I have a better one --- Check out the may issue of Harper's -- They actually have a graphic guide of the Real Estate Bubble/Collapse.

Anonymous said...

who is worse, a car salesman or a real estate agent?

Anonymous said...

I read the article, and it wasn't remotely as dramatic as you portray it. In fact, it was annoyingly noncommittal. I don't think the money world is going to freely admit a buble exists till the whole thing has collapsed. Even Suze Orman still claims real estate is a good "investment" if one picks the right location (she's usually ahead of the game), and Donald Trump is still on television pretending to be successful, and millions of people are still watching, and listening, and believing. He's actually admired by many, though he is one of the most notoriously unscrupulous developers in history, throwing many people out of their homes for his "redevelopment" projects. Talk about eminent domain issues.

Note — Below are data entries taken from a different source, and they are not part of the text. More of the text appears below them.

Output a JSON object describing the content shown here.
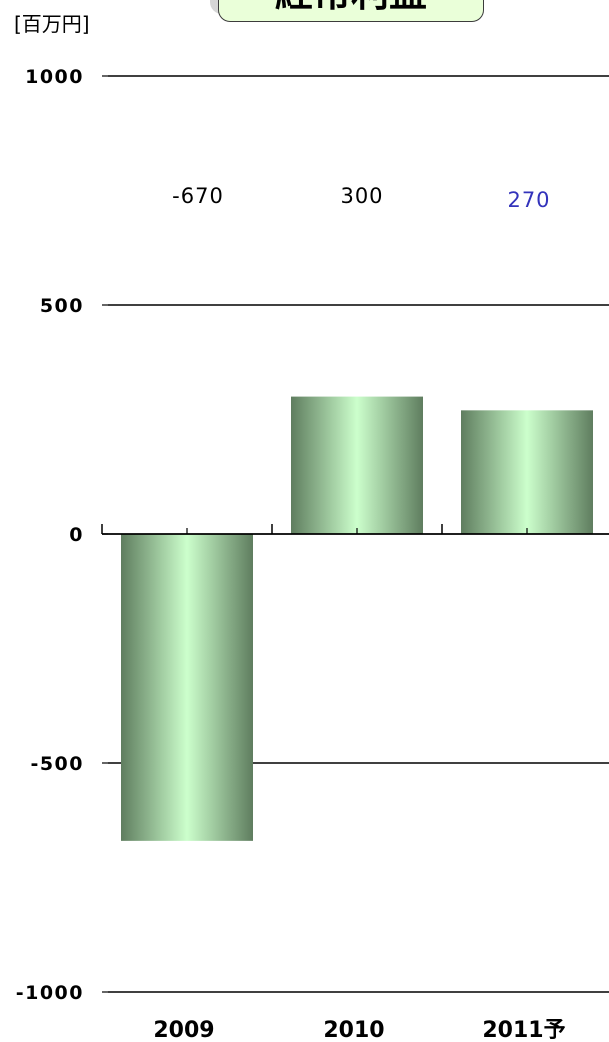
{
  "unit_label": "[百万円]",
  "title_fragment": "経常利益",
  "colors": {
    "bar_edge": "#5f7d5f",
    "bar_center": "#ccffcc",
    "axis": "#000000",
    "label_default": "#000000",
    "label_forecast": "#3333bb"
  },
  "chart_data": {
    "type": "bar",
    "categories": [
      "2009",
      "2010",
      "2011予"
    ],
    "values": [
      -670,
      300,
      270
    ],
    "data_labels": [
      "-670",
      "300",
      "270"
    ],
    "ylim": [
      -1000,
      1000
    ],
    "yticks": [
      1000,
      500,
      0,
      -500,
      -1000
    ],
    "ytick_labels": [
      "1000",
      "500",
      "0",
      "-500",
      "-1000"
    ],
    "grid": true,
    "xlabel": "",
    "ylabel": ""
  }
}
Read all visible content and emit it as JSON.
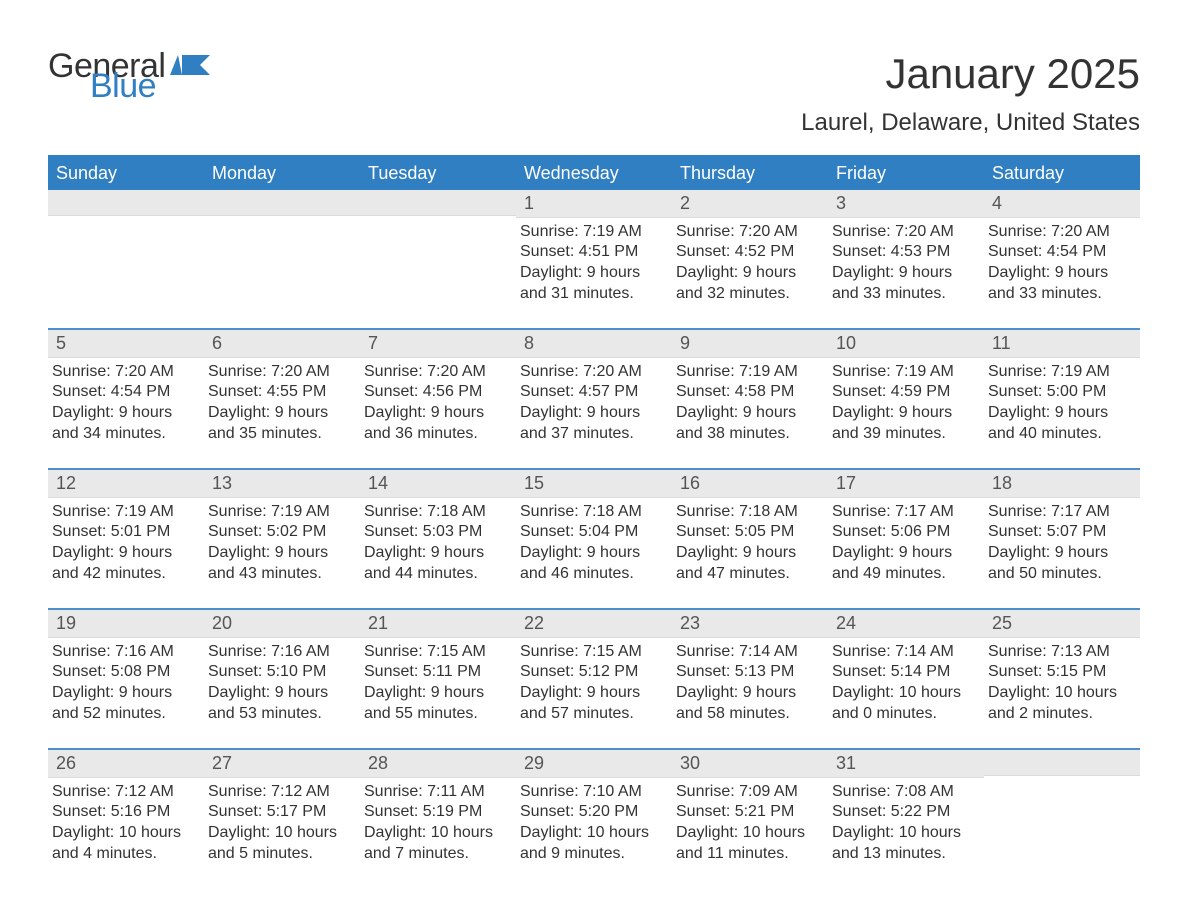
{
  "brand": {
    "part1": "General",
    "part2": "Blue",
    "brand_color": "#2f7fc2",
    "text_color": "#333333"
  },
  "title": "January 2025",
  "subtitle": "Laurel, Delaware, United States",
  "colors": {
    "header_bg": "#2f7fc2",
    "header_text": "#ffffff",
    "week_border": "#4d8fc8",
    "daynum_bg": "#e9e9e9",
    "body_text": "#333333",
    "background": "#ffffff"
  },
  "fontsizes": {
    "title": 42,
    "subtitle": 24,
    "dayhead": 18,
    "daynum": 18,
    "body": 16
  },
  "day_names": [
    "Sunday",
    "Monday",
    "Tuesday",
    "Wednesday",
    "Thursday",
    "Friday",
    "Saturday"
  ],
  "weeks": [
    [
      null,
      null,
      null,
      {
        "n": "1",
        "sunrise": "Sunrise: 7:19 AM",
        "sunset": "Sunset: 4:51 PM",
        "day1": "Daylight: 9 hours",
        "day2": "and 31 minutes."
      },
      {
        "n": "2",
        "sunrise": "Sunrise: 7:20 AM",
        "sunset": "Sunset: 4:52 PM",
        "day1": "Daylight: 9 hours",
        "day2": "and 32 minutes."
      },
      {
        "n": "3",
        "sunrise": "Sunrise: 7:20 AM",
        "sunset": "Sunset: 4:53 PM",
        "day1": "Daylight: 9 hours",
        "day2": "and 33 minutes."
      },
      {
        "n": "4",
        "sunrise": "Sunrise: 7:20 AM",
        "sunset": "Sunset: 4:54 PM",
        "day1": "Daylight: 9 hours",
        "day2": "and 33 minutes."
      }
    ],
    [
      {
        "n": "5",
        "sunrise": "Sunrise: 7:20 AM",
        "sunset": "Sunset: 4:54 PM",
        "day1": "Daylight: 9 hours",
        "day2": "and 34 minutes."
      },
      {
        "n": "6",
        "sunrise": "Sunrise: 7:20 AM",
        "sunset": "Sunset: 4:55 PM",
        "day1": "Daylight: 9 hours",
        "day2": "and 35 minutes."
      },
      {
        "n": "7",
        "sunrise": "Sunrise: 7:20 AM",
        "sunset": "Sunset: 4:56 PM",
        "day1": "Daylight: 9 hours",
        "day2": "and 36 minutes."
      },
      {
        "n": "8",
        "sunrise": "Sunrise: 7:20 AM",
        "sunset": "Sunset: 4:57 PM",
        "day1": "Daylight: 9 hours",
        "day2": "and 37 minutes."
      },
      {
        "n": "9",
        "sunrise": "Sunrise: 7:19 AM",
        "sunset": "Sunset: 4:58 PM",
        "day1": "Daylight: 9 hours",
        "day2": "and 38 minutes."
      },
      {
        "n": "10",
        "sunrise": "Sunrise: 7:19 AM",
        "sunset": "Sunset: 4:59 PM",
        "day1": "Daylight: 9 hours",
        "day2": "and 39 minutes."
      },
      {
        "n": "11",
        "sunrise": "Sunrise: 7:19 AM",
        "sunset": "Sunset: 5:00 PM",
        "day1": "Daylight: 9 hours",
        "day2": "and 40 minutes."
      }
    ],
    [
      {
        "n": "12",
        "sunrise": "Sunrise: 7:19 AM",
        "sunset": "Sunset: 5:01 PM",
        "day1": "Daylight: 9 hours",
        "day2": "and 42 minutes."
      },
      {
        "n": "13",
        "sunrise": "Sunrise: 7:19 AM",
        "sunset": "Sunset: 5:02 PM",
        "day1": "Daylight: 9 hours",
        "day2": "and 43 minutes."
      },
      {
        "n": "14",
        "sunrise": "Sunrise: 7:18 AM",
        "sunset": "Sunset: 5:03 PM",
        "day1": "Daylight: 9 hours",
        "day2": "and 44 minutes."
      },
      {
        "n": "15",
        "sunrise": "Sunrise: 7:18 AM",
        "sunset": "Sunset: 5:04 PM",
        "day1": "Daylight: 9 hours",
        "day2": "and 46 minutes."
      },
      {
        "n": "16",
        "sunrise": "Sunrise: 7:18 AM",
        "sunset": "Sunset: 5:05 PM",
        "day1": "Daylight: 9 hours",
        "day2": "and 47 minutes."
      },
      {
        "n": "17",
        "sunrise": "Sunrise: 7:17 AM",
        "sunset": "Sunset: 5:06 PM",
        "day1": "Daylight: 9 hours",
        "day2": "and 49 minutes."
      },
      {
        "n": "18",
        "sunrise": "Sunrise: 7:17 AM",
        "sunset": "Sunset: 5:07 PM",
        "day1": "Daylight: 9 hours",
        "day2": "and 50 minutes."
      }
    ],
    [
      {
        "n": "19",
        "sunrise": "Sunrise: 7:16 AM",
        "sunset": "Sunset: 5:08 PM",
        "day1": "Daylight: 9 hours",
        "day2": "and 52 minutes."
      },
      {
        "n": "20",
        "sunrise": "Sunrise: 7:16 AM",
        "sunset": "Sunset: 5:10 PM",
        "day1": "Daylight: 9 hours",
        "day2": "and 53 minutes."
      },
      {
        "n": "21",
        "sunrise": "Sunrise: 7:15 AM",
        "sunset": "Sunset: 5:11 PM",
        "day1": "Daylight: 9 hours",
        "day2": "and 55 minutes."
      },
      {
        "n": "22",
        "sunrise": "Sunrise: 7:15 AM",
        "sunset": "Sunset: 5:12 PM",
        "day1": "Daylight: 9 hours",
        "day2": "and 57 minutes."
      },
      {
        "n": "23",
        "sunrise": "Sunrise: 7:14 AM",
        "sunset": "Sunset: 5:13 PM",
        "day1": "Daylight: 9 hours",
        "day2": "and 58 minutes."
      },
      {
        "n": "24",
        "sunrise": "Sunrise: 7:14 AM",
        "sunset": "Sunset: 5:14 PM",
        "day1": "Daylight: 10 hours",
        "day2": "and 0 minutes."
      },
      {
        "n": "25",
        "sunrise": "Sunrise: 7:13 AM",
        "sunset": "Sunset: 5:15 PM",
        "day1": "Daylight: 10 hours",
        "day2": "and 2 minutes."
      }
    ],
    [
      {
        "n": "26",
        "sunrise": "Sunrise: 7:12 AM",
        "sunset": "Sunset: 5:16 PM",
        "day1": "Daylight: 10 hours",
        "day2": "and 4 minutes."
      },
      {
        "n": "27",
        "sunrise": "Sunrise: 7:12 AM",
        "sunset": "Sunset: 5:17 PM",
        "day1": "Daylight: 10 hours",
        "day2": "and 5 minutes."
      },
      {
        "n": "28",
        "sunrise": "Sunrise: 7:11 AM",
        "sunset": "Sunset: 5:19 PM",
        "day1": "Daylight: 10 hours",
        "day2": "and 7 minutes."
      },
      {
        "n": "29",
        "sunrise": "Sunrise: 7:10 AM",
        "sunset": "Sunset: 5:20 PM",
        "day1": "Daylight: 10 hours",
        "day2": "and 9 minutes."
      },
      {
        "n": "30",
        "sunrise": "Sunrise: 7:09 AM",
        "sunset": "Sunset: 5:21 PM",
        "day1": "Daylight: 10 hours",
        "day2": "and 11 minutes."
      },
      {
        "n": "31",
        "sunrise": "Sunrise: 7:08 AM",
        "sunset": "Sunset: 5:22 PM",
        "day1": "Daylight: 10 hours",
        "day2": "and 13 minutes."
      },
      null
    ]
  ]
}
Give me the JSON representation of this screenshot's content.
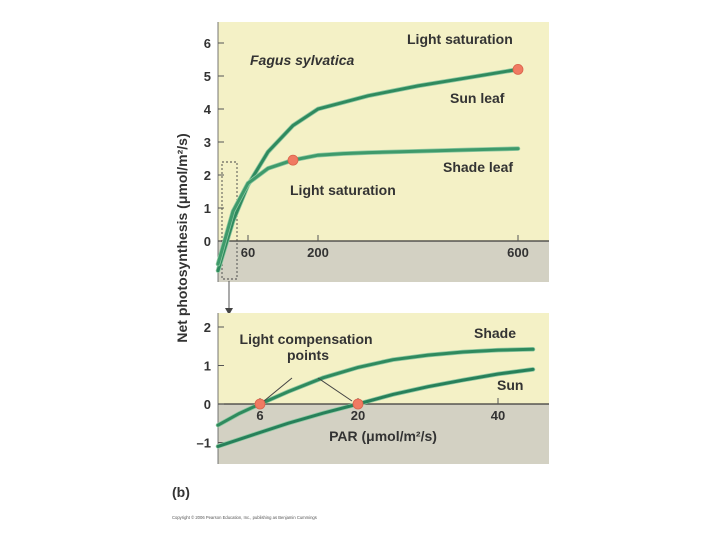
{
  "figure": {
    "panel_label": "(b)",
    "y_axis_label": "Net photosynthesis (μmol/m²/s)",
    "copyright": "Copyright © 2006 Pearson Education, Inc., publishing as Benjamin Cummings"
  },
  "chart_data": [
    {
      "type": "line",
      "title": "Fagus sylvatica",
      "xlabel": "",
      "ylabel": "Net photosynthesis (μmol/m²/s)",
      "xticks": [
        "60",
        "200",
        "600"
      ],
      "yticks": [
        "0",
        "1",
        "2",
        "3",
        "4",
        "5",
        "6"
      ],
      "xlim": [
        0,
        600
      ],
      "ylim": [
        -1.2,
        6.5
      ],
      "grid": false,
      "series": [
        {
          "name": "Sun leaf",
          "color": "#2f8a5e",
          "x": [
            0,
            30,
            60,
            100,
            150,
            200,
            250,
            300,
            400,
            500,
            600
          ],
          "y": [
            -0.9,
            0.6,
            1.7,
            2.7,
            3.5,
            4.0,
            4.2,
            4.4,
            4.7,
            4.95,
            5.2
          ]
        },
        {
          "name": "Shade leaf",
          "color": "#3e9a6b",
          "x": [
            0,
            30,
            60,
            100,
            150,
            200,
            250,
            300,
            400,
            500,
            600
          ],
          "y": [
            -0.7,
            0.9,
            1.75,
            2.2,
            2.45,
            2.6,
            2.65,
            2.68,
            2.72,
            2.76,
            2.8
          ]
        }
      ],
      "points": [
        {
          "label": "Light saturation",
          "x": 600,
          "y": 5.2
        },
        {
          "label": "Light saturation",
          "x": 150,
          "y": 2.45
        }
      ]
    },
    {
      "type": "line",
      "title": "",
      "xlabel": "PAR (μmol/m²/s)",
      "ylabel": "",
      "xticks": [
        "6",
        "20",
        "40"
      ],
      "yticks": [
        "–1",
        "0",
        "1",
        "2"
      ],
      "xlim": [
        0,
        45
      ],
      "ylim": [
        -1.2,
        2.3
      ],
      "grid": false,
      "series": [
        {
          "name": "Shade",
          "color": "#2f8a5e",
          "x": [
            0,
            3,
            6,
            10,
            15,
            20,
            25,
            30,
            35,
            40,
            45
          ],
          "y": [
            -0.55,
            -0.25,
            0.0,
            0.32,
            0.68,
            0.95,
            1.15,
            1.27,
            1.35,
            1.4,
            1.42
          ]
        },
        {
          "name": "Sun",
          "color": "#27805a",
          "x": [
            0,
            5,
            10,
            15,
            20,
            25,
            30,
            35,
            40,
            45
          ],
          "y": [
            -1.1,
            -0.8,
            -0.5,
            -0.24,
            0.0,
            0.25,
            0.45,
            0.62,
            0.78,
            0.9
          ]
        }
      ],
      "points": [
        {
          "label": "Light compensation points",
          "x": 6,
          "y": 0
        },
        {
          "label": "Light compensation points",
          "x": 20,
          "y": 0
        }
      ]
    }
  ]
}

I still see Carlton Sheets on television pushing his get-rich-quick real estate program, and apparently unconcerned that real estate "investors" have destroyed the entire planet, and created terrible hardships for millions and millions and millions of families.

Frankly, I think the Federal Government should bulldoze all those trashy condos and houses in Phoenix, Tucson. Sante Fe, Las Vegas, and elsewhere that were thrown up by developers in the past two or three years, destroying the spectacular scenery, and they should make the developers (and local legislators who gave them permission to build) pay the costs. But, it won't happen. Developers can do anything they want, anywhere they want (with the possible exception of two or three tiny towns), and almost nobody in the business world will stand stand up to them or openly acknowledge the damage they are doing.

Anonymous said...

Typo. I meant "Santa Fe."

Anonymous said...

The Pet dot Com Puppet, Dutch Tulips and the Confederate Dollar... WILL rise AGAIN !

Anonymous said...

Do you believe the Fed claims that inflation is at .1%? When they stop raising rates, inflation will spiral out of control. It looks like they have decided to inflate their way out of this mess. It's time to load up on precious metals and oil. The smartmoney knows what is going on and that is why natural resources keep going up. They're not going to sell us their valuables for our worthless dollars. I see oil hitting $100 this year and gold will be over $1000 with silver hitting $25. Maybe the IMF can bail us out this time.